With a 21.7% discount to its 52 week high and strong fundamentals, Expedia (NASDAQ:EXPE) appears at first to be an attractive value play. The stock trades at 16.5x and 11.6x past and forward earnings, respectively, which is well below top competitor Priceline.com (PCLN). At the same time, the stock only offers a dividend yield of 1.1% and is currently rated by analysts more towards a "hold" than a "buy." I expect that the company will slightly outperform the market in the next five years and is a safe investment for those afraid about a double dip.
The travel industry is relatively more recession proof than what the market has acknowledged. Travel sales are expected to increase by around 5% annualized over the next six years or so, with solid growth amongst all categories relevant to Expedia: hotels, airlines, and online services. Travel revenue grew 3% last year and is expected to incrementally increase over time.
As the industry grows, Expedia is well positioned to win the lion's share and gain market share. It is currently the global leader of OTA, which is crucial for the travel industry. Suppliers want access to more customers and customers want cheaper rates, so suppliers slowly cut back rates for Expedia and the savings is passed partially onto the consumer. This positive feedback loop will weed out of much of Expedia's competition, since the firm has better negotiating power over suppliers with its strong customer base.
Expedia is also well diversified abroad, reaching out to more than 200 nations. Approximately 33.3% of its revenue came outside of the United States and this figure is expected to experience strong growth in the years ahead. Expedia owns 55% of eLong, which gives it nice exposure to Chine, and Venere. With a growing population and increased wealth in China, Expedia has done a phenomenal job in building an international brand for long-term value creation.
By offering hotel reservation services with airline ticket deals, the company also faces the tremendous upside that success in one category will drive success in another category. The opposite, that failure in one category will result in failure in another, does not have nearly as significant of an effect, thus providing for favorable risk/reward. Towards this end, Expedia holds a variety of strong brand name entities -- Expedia.com, Hotels.com, Hotwire.com, eLong, among others -- to unlock revenue synergies.

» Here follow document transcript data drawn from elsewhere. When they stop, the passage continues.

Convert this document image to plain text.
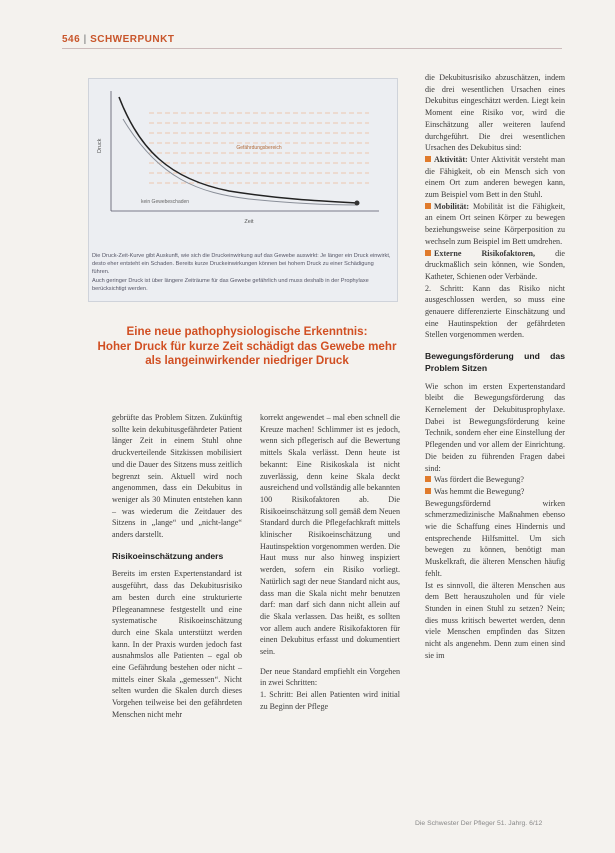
546 | SCHWERPUNKT
Druck
Zeit
Gefährdungsbereich
kein Gewebeschaden

Die Druck-Zeit-Kurve gibt Auskunft, wie sich die Druckeinwirkung auf das Gewebe auswirkt: Je länger ein Druck einwirkt, desto eher entsteht ein Schaden. Bereits kurze Druckeinwirkungen können bei hohem Druck zu einer Schädigung führen.

Auch geringer Druck ist über längere Zeiträume für das Gewebe gefährlich und muss deshalb in der Prophylaxe berücksichtigt werden.

Eine neue pathophysiologische Erkenntnis:
Hoher Druck für kurze Zeit schädigt das Gewebe mehr
als langeinwirkender niedriger Druck

gebrüfte das Problem Sitzen. Zukünftig sollte kein dekubitusgefährdeter Patient länger Zeit in einem Stuhl ohne druckverteilende Sitzkissen mobilisiert und die Dauer des Sitzens muss zeitlich begrenzt sein. Aktuell wird noch angenommen, dass ein Dekubitus in weniger als 30 Minuten entstehen kann – was wiederum die Zeitdauer des Sitzens in „lange“ und „nicht-lange“ anders darstellt.

Risikoeinschätzung anders

Bereits im ersten Expertenstandard ist ausgeführt, dass das Dekubitusrisiko am besten durch eine strukturierte Pflegeanamnese festgestellt und eine systematische Risikoeinschätzung durch eine Skala unterstützt werden kann. In der Praxis wurden jedoch fast ausnahmslos alle Patienten – egal ob eine Gefährdung bestehen oder nicht – mittels einer Skala „gemessen“. Nicht selten wurden die Skalen durch dieses Vorgehen teilweise bei den gefährdeten Menschen nicht mehr

korrekt angewendet – mal eben schnell die Kreuze machen! Schlimmer ist es jedoch, wenn sich pflegerisch auf die Bewertung mittels Skala verlässt. Denn heute ist bekannt: Eine Risikoskala ist nicht zuverlässig, denn keine Skala deckt ausreichend und vollständig alle bekannten 100 Risikofaktoren ab. Die Risikoeinschätzung soll gemäß dem Neuen Standard durch die Pflegefachkraft mittels klinischer Risikoeinschätzung und Hautinspektion vorgenommen werden. Die Haut muss nur also hinweg inspiziert werden, sofern ein Risiko vorliegt. Natürlich sagt der neue Standard nicht aus, dass man die Skala nicht mehr benutzen darf: man darf sich dann nicht allein auf die Skala verlassen. Das heißt, es sollten vor allem auch andere Risikofaktoren für einen Dekubitus erfasst und dokumentiert sein.

Der neue Standard empfiehlt ein Vorgehen in zwei Schritten:

1. Schritt: Bei allen Patienten wird initial zu Beginn der Pflege

die Dekubitusrisiko abzuschätzen, indem die drei wesentlichen Ursachen eines Dekubitus eingeschätzt werden. Liegt kein Moment eine Risiko vor, wird die Einschätzung aller weiteren laufend durchgeführt. Die drei wesentlichen Ursachen des Dekubitus sind:

Aktivität: Unter Aktivität versteht man die Fähigkeit, ob ein Mensch sich von einem Ort zum anderen bewegen kann, zum Beispiel vom Bett in den Stuhl.

Mobilität: Mobilität ist die Fähigkeit, an einem Ort seinen Körper zu bewegen beziehungsweise seine Körperposition zu wechseln zum Beispiel im Bett umdrehen.

Externe Risikofaktoren, die druckmaßlich sein können, wie Sonden, Katheter, Schienen oder Verbände.

2. Schritt: Kann das Risiko nicht ausgeschlossen werden, so muss eine genauere differenzierte Einschätzung und eine Hautinspektion der gefährdeten Stellen vorgenommen werden.

Bewegungsförderung und das Problem Sitzen

Wie schon im ersten Expertenstandard bleibt die Bewegungsförderung das Kernelement der Dekubitusprophylaxe. Dabei ist Bewegungsförderung keine Technik, sondern eher eine Einstellung der Pflegenden und vor allem der Einrichtung. Die beiden zu führenden Fragen dabei sind:

Was fördert die Bewegung?

Was hemmt die Bewegung?

Bewegungsfördernd wirken schmerzmedizinische Maßnahmen ebenso wie die Schaffung eines Hindernis und entsprechende Hilfsmittel. Um sich bewegen zu können, benötigt man Muskelkraft, die älteren Menschen häufig fehlt.

Ist es sinnvoll, die älteren Menschen aus dem Bett herauszuholen und für viele Stunden in einen Stuhl zu setzen? Nein; dies muss kritisch bewertet werden, denn viele Menschen empfinden das Sitzen nicht als angenehm. Denn zum einen sind sie im

Die Schwester Der Pfleger 51. Jahrg. 6/12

Improvements in technology and a spinoff of TripAdvisor will further benefit the firm by improving margins and growth opportunities. Online usage is increasing globally and Expedia is becoming more popular among travel agencies in the process. I expect this trend to continue over the next decade and that Expedia will not face as much competition as the market has anticipated, especially in regards to Google. By spinning off TripAdvisor, Expedia made a step in the right direction to clarify its core business.
Consensus estimates for EPS are that it will increase by 19.5% to $1.95 in 2011 and then by 13.8% and 15.3% in the following two years. I forecast growing by 19.5% to $4B in 2011 and then by 11.4% the following year.
Disclosure: I have no positions in any stocks mentioned, and no plans to initiate any positions within the next 72 hours.